Manuel don't get the idea, at first, but Herman laughs so hard that at last Manuel thinks it's just got to be funny and pretty soon he's laughing at it as hard as Herman is.
So they go back to the saloon to do this funny thing, which is to be a joke on the big crowd of men in there. Herman says he won't be able to do it good himself, because he's got a bad cold and can't yell loud; but Manuel's voice is getting better with every new drink. Manuel is just busting with mirth, thinking of this good joke he's going to play on the Americans.
They have one more drink, Manuel taking peach brandy with honey, which Herman says costs thirty cents; then he looks over the men standing there and he yells good and loud:
"To hell with the President! Hurrah for the Kaiser!"
You know, when Herman told me that, I wondered right off if he hadn't been educated in some school for German secret agents. Didn't it show guile of their kind? I'll never be amazed if he does turn out to be a spy that's simply went wrong on detail.
Of course he was safe out of town long before Manuel limped from the hospital looking for him with a knife. And yet Herman seemed so silly! First thing when he got on the place he wanted to know where the engine was that pumped the windmill.
Furthermore, if you ask me, that there wine won't be made safe for democracy until Uncle Henry has been years and years laid away to rest.
XI
CURLS
Ma Pettengill, long morose, for months made hostile of mood by the shortage of help, now bubbled with a strange vivacity. At her desk in the Arrowhead living room she cheerfully sorted a jumble of befigured sheets and proclaimed to one and all that the Arrowhead ranch was once more a going concern. She'd thought it was gone, and here it was merely going. She would no longer be compelled to stare ruin in the face till it actually got embarrassed and had to look the other way. And it was the swift doings of this here new foreman. He'd not only got us going again but had put us on a military basis.
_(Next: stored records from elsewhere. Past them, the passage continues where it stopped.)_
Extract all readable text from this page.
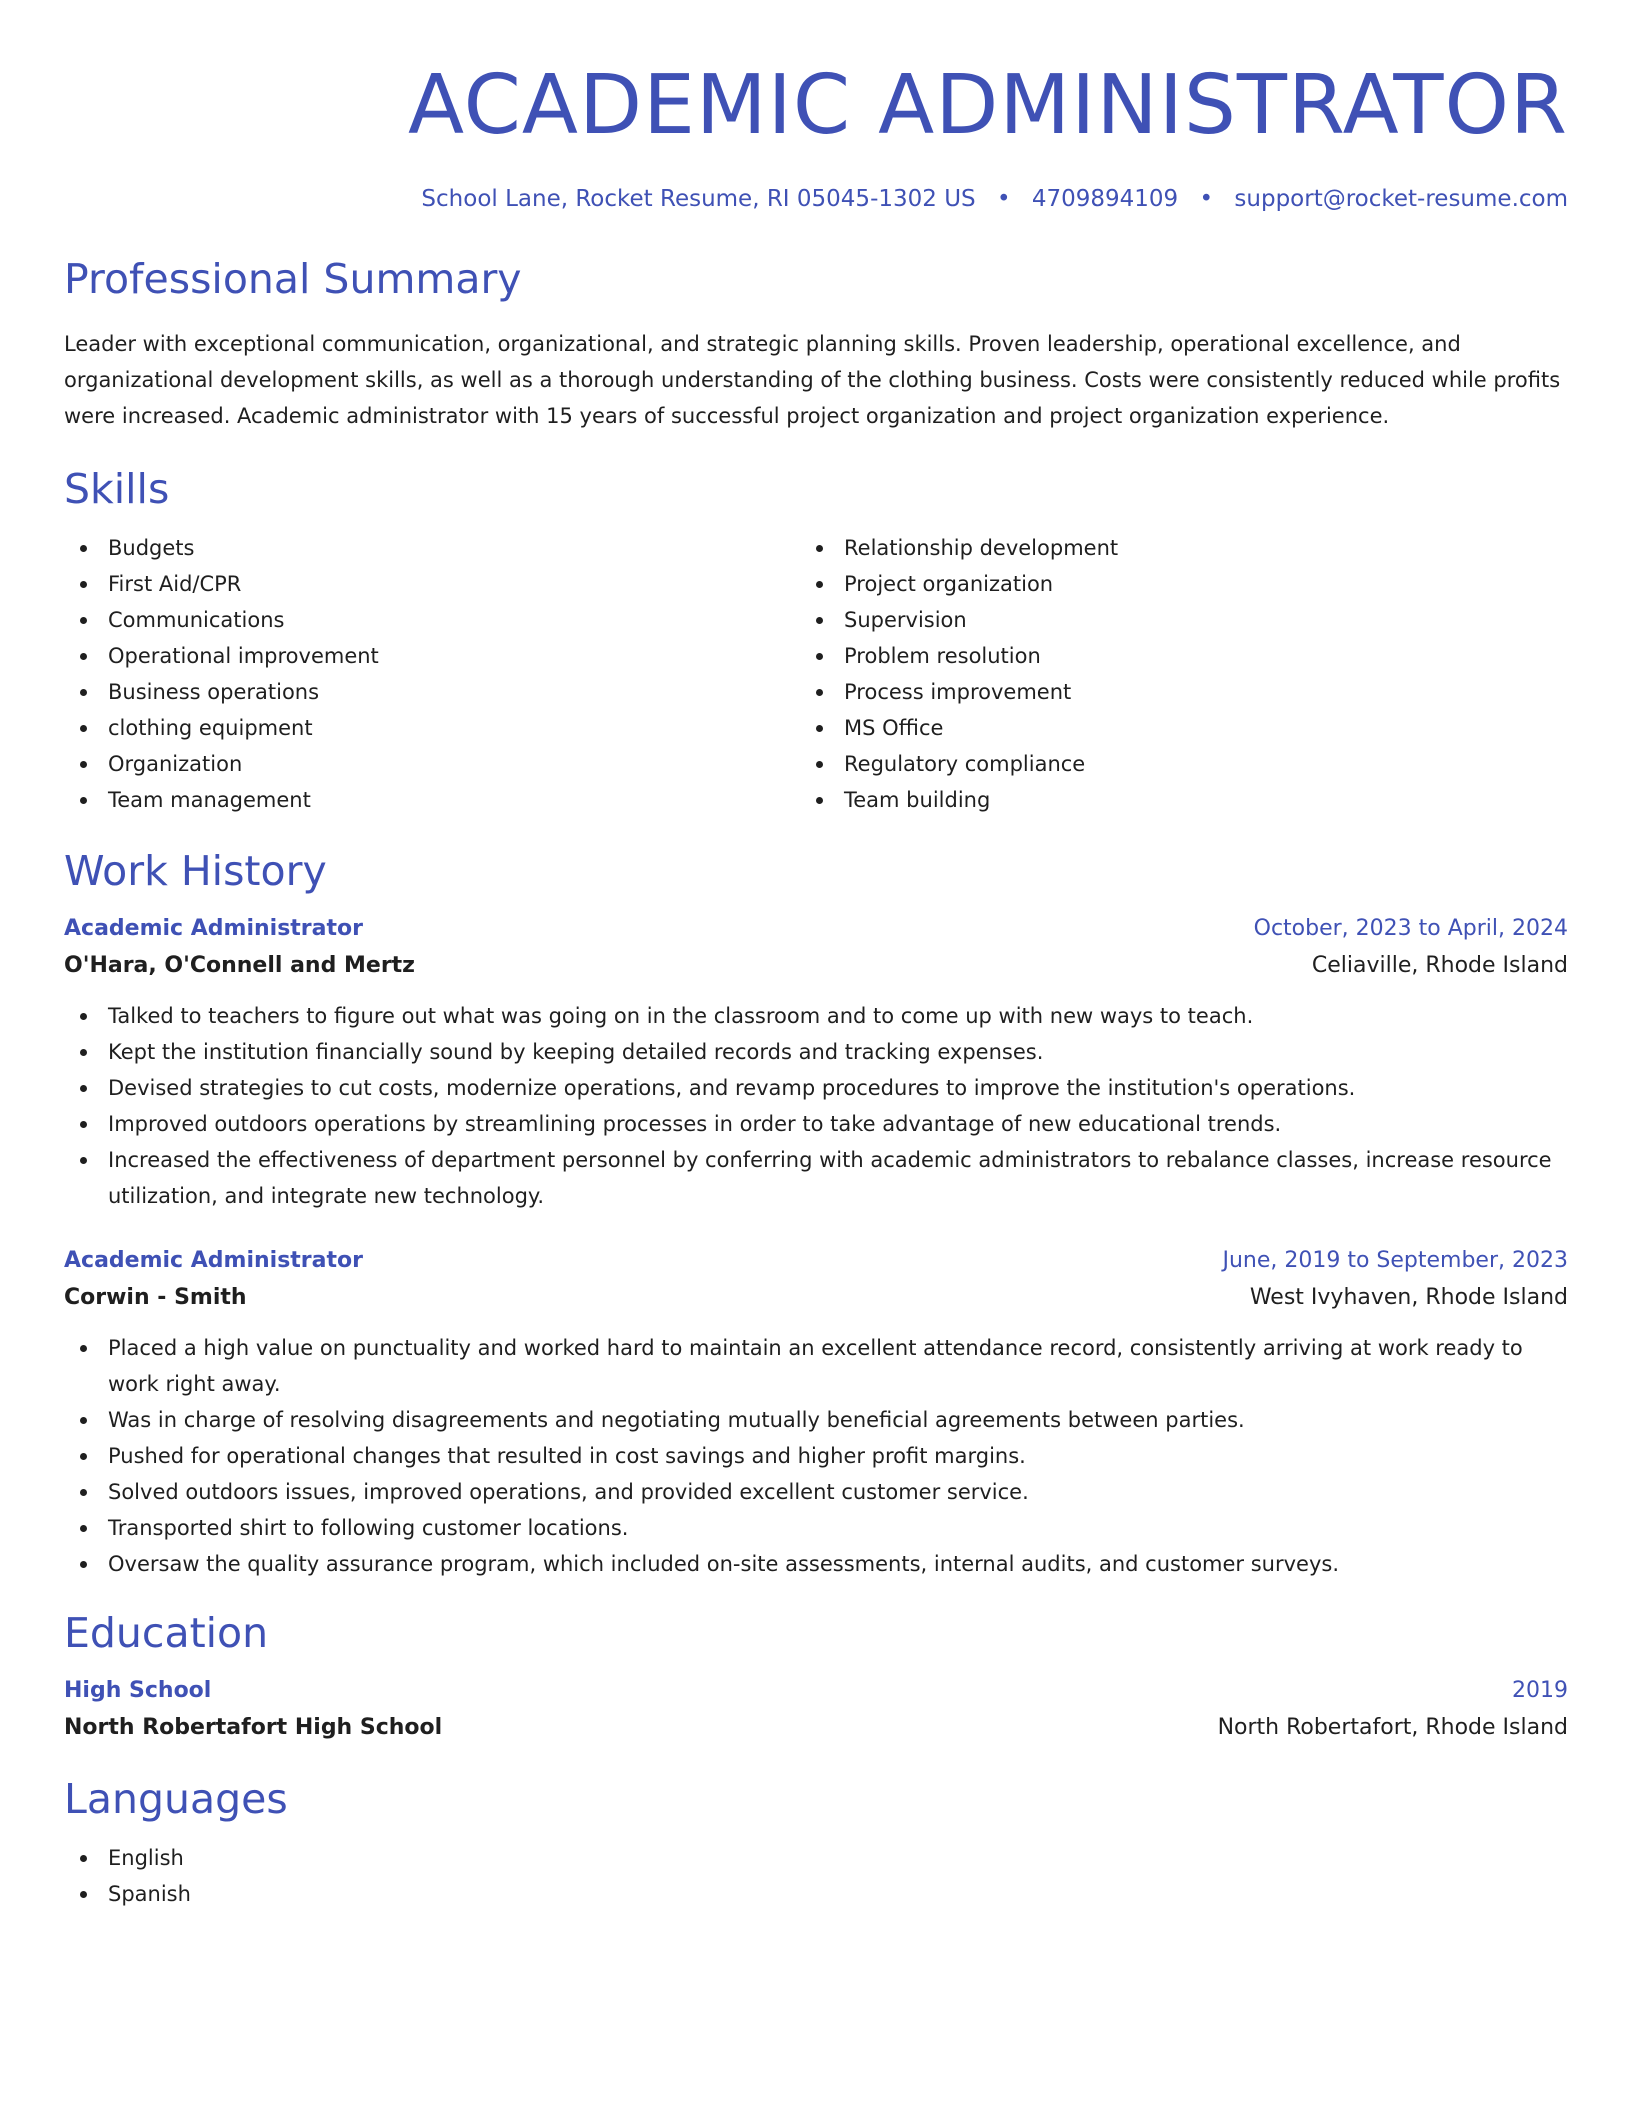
ACADEMIC ADMINISTRATOR
School Lane, Rocket Resume, RI 05045-1302 US • 4709894109 • support@rocket-resume.com
Professional Summary
Leader with exceptional communication, organizational, and strategic planning skills. Proven leadership, operational excellence, and organizational development skills, as well as a thorough understanding of the clothing business. Costs were consistently reduced while profits were increased. Academic administrator with 15 years of successful project organization and project organization experience.
Skills
Budgets
First Aid/CPR
Communications
Operational improvement
Business operations
clothing equipment
Organization
Team management
Relationship development
Project organization
Supervision
Problem resolution
Process improvement
MS Office
Regulatory compliance
Team building
Work History
Academic Administrator	October, 2023 to April, 2024
O'Hara, O'Connell and Mertz	Celiaville, Rhode Island
Talked to teachers to figure out what was going on in the classroom and to come up with new ways to teach.
Kept the institution financially sound by keeping detailed records and tracking expenses.
Devised strategies to cut costs, modernize operations, and revamp procedures to improve the institution's operations.
Improved outdoors operations by streamlining processes in order to take advantage of new educational trends.
Increased the effectiveness of department personnel by conferring with academic administrators to rebalance classes, increase resource utilization, and integrate new technology.
Academic Administrator	June, 2019 to September, 2023
Corwin - Smith	West Ivyhaven, Rhode Island
Placed a high value on punctuality and worked hard to maintain an excellent attendance record, consistently arriving at work ready to work right away.
Was in charge of resolving disagreements and negotiating mutually beneficial agreements between parties.
Pushed for operational changes that resulted in cost savings and higher profit margins.
Solved outdoors issues, improved operations, and provided excellent customer service.
Transported shirt to following customer locations.
Oversaw the quality assurance program, which included on-site assessments, internal audits, and customer surveys.
Education
High School	2019
North Robertafort High School	North Robertafort, Rhode Island
Languages
English
Spanish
And at that he was nothing but a poor old wreck of a veteran from the trenches, aged all of twenty-one, shot to pieces, gassed, shell-shocked, trench feeted and fevered, and darned bad with nervous dyspepsia into the bargain.
Thus described, the bargain seemed to me to be a poor one, for I had not yet viewed this decrepit newcomer or been refreshed with tales of his prowess. But Ma Pettengill knows men, and positively will not bubble except under circumstances that justify it, so I considered the matter worth a question or two.
Very well then! What about this mere shattered bit of flotsam from the world welter? How could so misused a remnant cope with the manifold cares of the long-harried Arrowhead ranch?
Why, he just plain coped, that was all. He might be mere shattered flotsam, but you bet he was still some little coper, take her word for that! Matter of fact, though, he didn't aim to hold the job for long. Only until this here smarty of a medical officer, that turned him down from going back to the trenches, was retired to private life again. This here new foreman had to be on the ground when this puppet got out of his uniform and so could be handled proper by the right party without incurring twenty years in Leavenworth. At this brief meeting the unfortunate man would be told politely that he had guessed wrong on the foreman's physical condition, after which the same would be proved to him then and there, leaving him to wish that he hadn't been so arrogant telling parties they was unfit for further service and had better go home and forget all about the war. Yes, sir; he'd be left himself with something to forget that most likely he'd still be remembering vividly when folks had got to wondering what them funny little buttons with "Liberty Loan" on 'em could ever of been used for.